The motional electromotive force (emf) induced in a conducting rod rotating in a magnetic field is derived from the Lorentz force. For a small element of length $dr$ at a distance $r$ from the axis, the induced emf is $d\varepsilon = Bv dr = B(\omega r) dr$ .

1. Identify the Conducting Segment: The stick has a total length of $3l$. The 'upper one third' refers to the segment furthest from the pivot (the outer end). Therefore, the conducting copper coating extends from radius $r_1 = 2l$ to $r_2 = 3l$. The remaining part (0 to $2l$) is wood (insulator) and contributes no motional emf because it lacks free charge carriers to separate and create a potential difference.

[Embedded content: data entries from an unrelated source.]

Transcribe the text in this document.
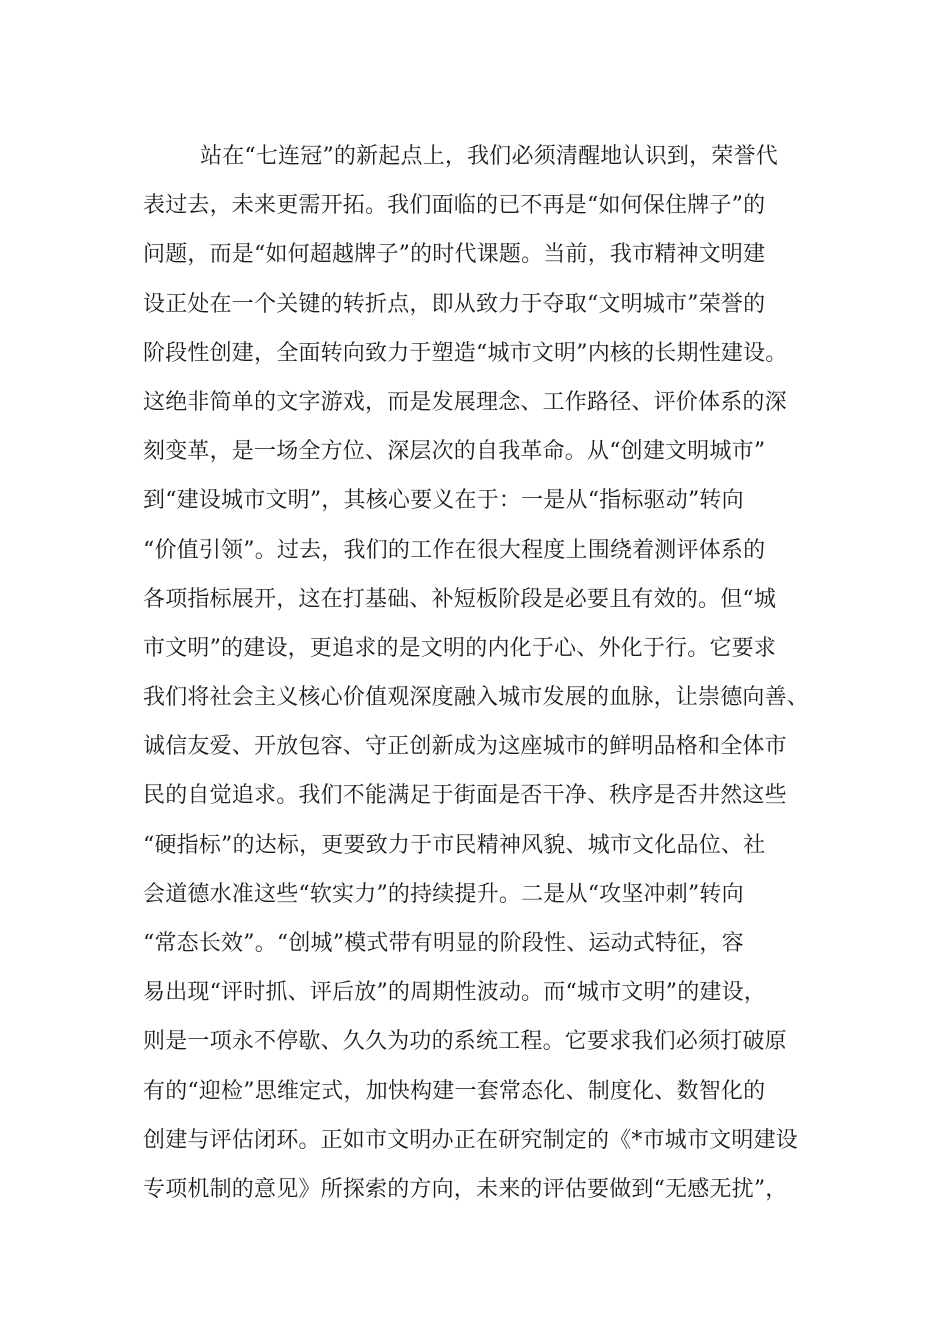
站在“七连冠”的新起点上，我们必须清醒地认识到，荣誉代
表过去，未来更需开拓。我们面临的已不再是“如何保住牌子”的
问题，而是“如何超越牌子”的时代课题。当前，我市精神文明建
设正处在一个关键的转折点，即从致力于夺取“文明城市”荣誉的
阶段性创建，全面转向致力于塑造“城市文明”内核的长期性建设。
这绝非简单的文字游戏，而是发展理念、工作路径、评价体系的深
刻变革，是一场全方位、深层次的自我革命。从“创建文明城市”
到“建设城市文明”，其核心要义在于：一是从“指标驱动”转向
“价值引领”。过去，我们的工作在很大程度上围绕着测评体系的
各项指标展开，这在打基础、补短板阶段是必要且有效的。但“城
市文明”的建设，更追求的是文明的内化于心、外化于行。它要求
我们将社会主义核心价值观深度融入城市发展的血脉，让崇德向善、
诚信友爱、开放包容、守正创新成为这座城市的鲜明品格和全体市
民的自觉追求。我们不能满足于街面是否干净、秩序是否井然这些
“硬指标”的达标，更要致力于市民精神风貌、城市文化品位、社
会道德水准这些“软实力”的持续提升。二是从“攻坚冲刺”转向
“常态长效”。“创城”模式带有明显的阶段性、运动式特征，容
易出现“评时抓、评后放”的周期性波动。而“城市文明”的建设，
则是一项永不停歇、久久为功的系统工程。它要求我们必须打破原
有的“迎检”思维定式，加快构建一套常态化、制度化、数智化的
创建与评估闭环。正如市文明办正在研究制定的《*市城市文明建设
专项机制的意见》所探索的方向，未来的评估要做到“无感无扰”，
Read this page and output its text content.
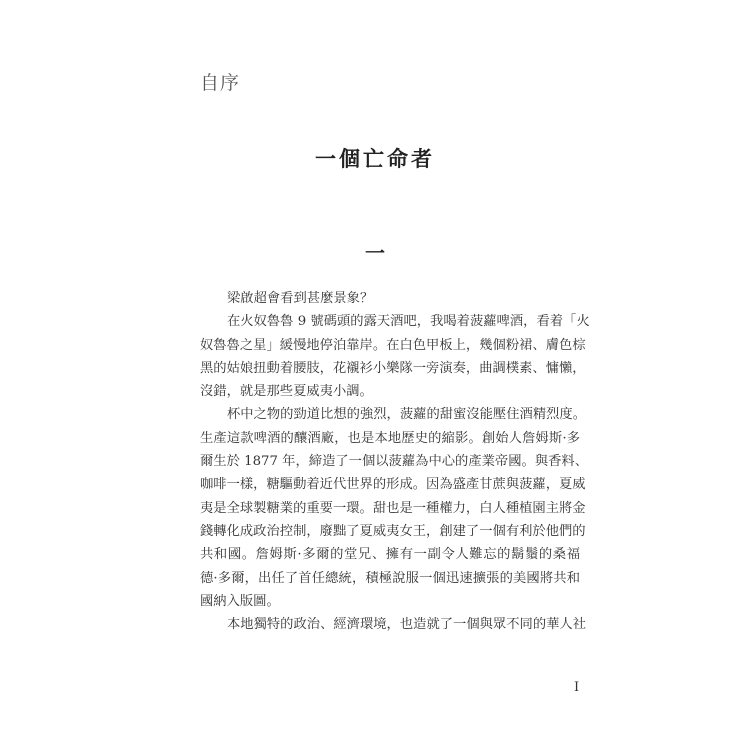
自序
一個亡命者
一
梁啟超會看到甚麼景象？
在火奴魯魯 9 號碼頭的露天酒吧，我喝着菠蘿啤酒，看着「火
奴魯魯之星」緩慢地停泊靠岸。在白色甲板上，幾個粉裙、膚色棕
黑的姑娘扭動着腰肢，花襯衫小樂隊一旁演奏，曲調樸素、慵懶，
沒錯，就是那些夏威夷小調。
杯中之物的勁道比想的強烈，菠蘿的甜蜜沒能壓住酒精烈度。
生產這款啤酒的釀酒廠，也是本地歷史的縮影。創始人詹姆斯·多
爾生於 1877 年，締造了一個以菠蘿為中心的產業帝國。與香料、
咖啡一樣，糖驅動着近代世界的形成。因為盛產甘蔗與菠蘿，夏威
夷是全球製糖業的重要一環。甜也是一種權力，白人種植園主將金
錢轉化成政治控制，廢黜了夏威夷女王，創建了一個有利於他們的
共和國。詹姆斯·多爾的堂兄、擁有一副令人難忘的鬍鬚的桑福
德·多爾，出任了首任總統，積極說服一個迅速擴張的美國將共和
國納入版圖。
本地獨特的政治、經濟環境，也造就了一個與眾不同的華人社
I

2. Calculate EMF: Integrate the differential emf over the limits of the conducting segment: $\varepsilon = \int_{2l}^{3l} B \omega r \, dr$ $\varepsilon = B \omega \left[ \frac{r^2}{2} \right]_{2l}^{3l}$ $\varepsilon = \frac{1}{2} B \omega \left( (3l)^2 - (2l)^2 \right)$ $\varepsilon = \frac{1}{2} B \omega (9l^2 - 4l^2)$ $\varepsilon = \frac{5 B \omega l^2}{2}$

Thus, the potential difference generated across the whole stick is effectively the potential difference across the conducting copper segment.